My story lives as just one of our stories of the larger story. My singular vision may be limited, but when we all share our stories, may we expand our limited visions and experience a larger more unified truth.
We both love cooking and expressing love with our hands. Here’s an image of grandmother holding a photo of a ceramic she made, both of which sit in our coffee/tea/hot water station at home.
Grandma’s Almond Cookie
405 grams (3 cups) cake/pastry flour (or einkorn flour)
200 grams (1 cup) sugar
100 grams (2 large) eggs
235 grams (1 cup) olive oil
1 teaspoon baking soda
2 teaspoons baking powder
2 tablespoons ground almond
Mix dry ingredients. Mix wet ingredients. Combine.
Shape into small balls (2 tablespoons sized), flatten slightly onto baking pan. Brush with egg whites. They won’t expand much.
Bake at 350°F for 8-10 minutes until dry. Store in airtight container.
Mitochondria Eve explained by Smithsonian Mag: “In nearly all multicellular organisms, mitochondrial DNA is passed down the matrilineal line from generation to generation. This fact is extremely handy for researchers, who can use these DNA biomarkers to trace back the matrilineal history of a species. It’s also cool for you, if you’re a lady: It means that the mitochondria in every cell in your body can be traced back your great-great-great-you-get-the-picture grandmother.
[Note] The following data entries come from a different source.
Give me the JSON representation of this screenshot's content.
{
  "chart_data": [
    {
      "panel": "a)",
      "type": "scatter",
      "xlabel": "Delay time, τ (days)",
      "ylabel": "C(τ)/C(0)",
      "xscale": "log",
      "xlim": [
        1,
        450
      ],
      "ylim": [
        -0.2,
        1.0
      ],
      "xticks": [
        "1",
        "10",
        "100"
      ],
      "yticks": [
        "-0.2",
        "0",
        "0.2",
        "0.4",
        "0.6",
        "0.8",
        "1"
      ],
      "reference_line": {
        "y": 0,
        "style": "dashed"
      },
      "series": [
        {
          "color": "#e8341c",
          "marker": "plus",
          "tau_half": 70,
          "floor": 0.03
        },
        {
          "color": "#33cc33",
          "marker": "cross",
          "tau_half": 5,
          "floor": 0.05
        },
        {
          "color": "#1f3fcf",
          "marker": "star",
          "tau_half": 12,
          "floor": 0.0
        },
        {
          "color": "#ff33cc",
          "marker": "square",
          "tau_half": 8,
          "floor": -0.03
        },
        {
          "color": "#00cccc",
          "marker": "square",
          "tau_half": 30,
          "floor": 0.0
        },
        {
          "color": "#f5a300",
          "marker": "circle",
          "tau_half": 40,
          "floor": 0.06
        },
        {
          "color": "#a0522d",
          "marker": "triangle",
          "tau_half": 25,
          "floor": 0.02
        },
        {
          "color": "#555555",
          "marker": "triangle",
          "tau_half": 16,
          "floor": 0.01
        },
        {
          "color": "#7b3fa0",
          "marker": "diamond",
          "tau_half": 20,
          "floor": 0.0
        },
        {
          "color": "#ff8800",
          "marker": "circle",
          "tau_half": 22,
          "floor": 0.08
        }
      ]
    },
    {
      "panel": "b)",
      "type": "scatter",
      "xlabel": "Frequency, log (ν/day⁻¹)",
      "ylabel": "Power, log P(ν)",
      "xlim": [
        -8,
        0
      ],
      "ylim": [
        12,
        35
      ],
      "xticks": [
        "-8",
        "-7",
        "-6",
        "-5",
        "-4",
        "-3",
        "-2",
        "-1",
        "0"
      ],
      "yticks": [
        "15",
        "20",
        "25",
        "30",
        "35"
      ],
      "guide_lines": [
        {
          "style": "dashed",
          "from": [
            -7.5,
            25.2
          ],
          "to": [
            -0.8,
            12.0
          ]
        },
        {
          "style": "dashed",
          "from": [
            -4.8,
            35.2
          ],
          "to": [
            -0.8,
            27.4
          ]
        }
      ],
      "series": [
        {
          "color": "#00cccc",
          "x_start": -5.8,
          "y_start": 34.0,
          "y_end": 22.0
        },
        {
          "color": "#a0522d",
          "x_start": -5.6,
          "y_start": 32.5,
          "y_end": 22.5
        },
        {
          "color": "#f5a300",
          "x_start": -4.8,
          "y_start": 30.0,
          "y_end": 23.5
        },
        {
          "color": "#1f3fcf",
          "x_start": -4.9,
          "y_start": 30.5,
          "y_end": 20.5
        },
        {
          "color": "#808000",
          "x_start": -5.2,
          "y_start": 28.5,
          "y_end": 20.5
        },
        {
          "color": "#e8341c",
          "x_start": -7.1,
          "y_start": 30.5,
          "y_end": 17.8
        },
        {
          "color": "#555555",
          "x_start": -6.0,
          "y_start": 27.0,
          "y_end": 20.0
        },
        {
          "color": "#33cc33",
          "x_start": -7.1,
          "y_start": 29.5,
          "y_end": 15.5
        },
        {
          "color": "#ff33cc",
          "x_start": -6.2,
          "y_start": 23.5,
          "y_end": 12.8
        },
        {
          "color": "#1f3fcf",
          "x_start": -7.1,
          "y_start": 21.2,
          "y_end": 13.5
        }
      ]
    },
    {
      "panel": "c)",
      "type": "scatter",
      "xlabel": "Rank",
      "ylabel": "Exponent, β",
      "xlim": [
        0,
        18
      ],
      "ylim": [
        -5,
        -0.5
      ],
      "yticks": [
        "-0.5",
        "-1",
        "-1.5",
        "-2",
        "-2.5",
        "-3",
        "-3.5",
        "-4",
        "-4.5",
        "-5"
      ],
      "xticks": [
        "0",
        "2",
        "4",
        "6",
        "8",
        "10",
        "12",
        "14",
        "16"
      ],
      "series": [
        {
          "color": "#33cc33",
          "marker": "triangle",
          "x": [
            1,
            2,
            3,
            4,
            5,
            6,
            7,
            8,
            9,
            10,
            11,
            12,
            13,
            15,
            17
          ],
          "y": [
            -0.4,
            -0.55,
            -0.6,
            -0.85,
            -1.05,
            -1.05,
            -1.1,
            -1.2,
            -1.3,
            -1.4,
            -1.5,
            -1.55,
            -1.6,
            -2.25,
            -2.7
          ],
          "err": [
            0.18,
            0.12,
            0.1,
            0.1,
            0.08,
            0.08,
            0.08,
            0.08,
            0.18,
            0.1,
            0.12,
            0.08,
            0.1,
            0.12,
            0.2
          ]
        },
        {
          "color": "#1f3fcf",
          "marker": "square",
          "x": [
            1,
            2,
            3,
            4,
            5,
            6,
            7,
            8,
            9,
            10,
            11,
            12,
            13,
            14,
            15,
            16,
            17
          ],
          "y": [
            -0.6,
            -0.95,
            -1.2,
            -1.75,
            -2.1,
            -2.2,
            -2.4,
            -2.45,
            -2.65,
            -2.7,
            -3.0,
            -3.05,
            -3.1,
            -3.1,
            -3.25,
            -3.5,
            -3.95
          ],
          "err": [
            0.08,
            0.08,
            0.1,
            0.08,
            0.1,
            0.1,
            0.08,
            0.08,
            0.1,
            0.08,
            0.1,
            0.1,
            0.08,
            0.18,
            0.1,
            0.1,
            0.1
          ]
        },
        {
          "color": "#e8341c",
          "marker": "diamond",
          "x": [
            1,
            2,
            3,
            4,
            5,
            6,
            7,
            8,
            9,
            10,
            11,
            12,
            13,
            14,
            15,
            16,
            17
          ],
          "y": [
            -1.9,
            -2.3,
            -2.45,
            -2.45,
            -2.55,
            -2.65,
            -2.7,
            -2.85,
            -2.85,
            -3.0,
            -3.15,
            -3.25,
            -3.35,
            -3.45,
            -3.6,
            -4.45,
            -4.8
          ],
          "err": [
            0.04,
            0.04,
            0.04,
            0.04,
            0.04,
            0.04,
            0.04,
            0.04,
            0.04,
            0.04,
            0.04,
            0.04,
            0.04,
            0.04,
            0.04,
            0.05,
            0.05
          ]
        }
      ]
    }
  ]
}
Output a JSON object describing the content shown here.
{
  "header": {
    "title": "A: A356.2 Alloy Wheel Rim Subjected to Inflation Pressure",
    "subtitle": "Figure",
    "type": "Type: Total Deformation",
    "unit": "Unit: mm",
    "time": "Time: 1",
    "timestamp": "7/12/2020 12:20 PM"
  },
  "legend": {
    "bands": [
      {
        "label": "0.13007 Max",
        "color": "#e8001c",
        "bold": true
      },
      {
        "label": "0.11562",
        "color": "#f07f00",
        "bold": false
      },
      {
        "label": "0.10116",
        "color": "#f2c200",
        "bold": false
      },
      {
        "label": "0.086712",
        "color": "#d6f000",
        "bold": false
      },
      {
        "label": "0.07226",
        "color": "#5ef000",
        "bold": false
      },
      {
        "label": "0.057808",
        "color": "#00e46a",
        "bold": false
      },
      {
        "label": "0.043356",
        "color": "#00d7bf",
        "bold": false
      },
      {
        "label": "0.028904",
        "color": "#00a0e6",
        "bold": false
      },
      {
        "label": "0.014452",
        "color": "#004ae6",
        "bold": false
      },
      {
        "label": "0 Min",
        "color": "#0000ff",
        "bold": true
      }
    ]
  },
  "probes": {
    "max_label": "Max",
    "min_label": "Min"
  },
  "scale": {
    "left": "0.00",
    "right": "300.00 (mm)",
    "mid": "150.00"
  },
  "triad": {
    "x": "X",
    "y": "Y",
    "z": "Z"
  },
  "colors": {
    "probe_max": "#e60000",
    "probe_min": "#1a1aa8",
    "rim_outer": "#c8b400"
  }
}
Alas, while mothers also pass their mitochondrial DNA to males, those sons cannot pass this DNA to their own children.”
Perhaps if rabbit holes are your thing, you might follow the idea that there is a common ancestor we all share.
To continue this thread, from page 119:
“Everything that we see around us is seen as it is because we have been repeatedly solidifying our experience of inner and outer reality in the same way, lifetime after lifetime, and this has led to the mistaken assumption that what we see is objectively real. In fact, as we go further along the spiritual path, we learn how to work directly with our fixed perceptions. All our old concepts of the world or matter or even ourselves are purified and dissolved, and an entirely new, what you could call “heavenly” field of vision and perception opens up.”
Bird’s Nest Soup
Many claims were made to me as a young person as to the reasons why I shouldn’t question why I should or shouldn’t be eating something. My grandmother would tell me that Bird’s Nest Soup would keep my skin young and me strong (and cost a small fortune). It would be foolish of me to counter with any argument because who wouldn’t want to look young and be strong (and waste Grandma’s money). The texture was that of soft braised beef tendon. This isn’t a bird’s nest we commonly see in trees with eggs or baby chicks. This nest is a dried gummy saliva from a bird known as a swiftlet, who lives in dark caves. The bird’s nest is often cooked over a gentle steam or in a bain marie so the nutrients are not lost. For me the savory version was incredibly hard to eat. I preferred the sweet one with rock sugar.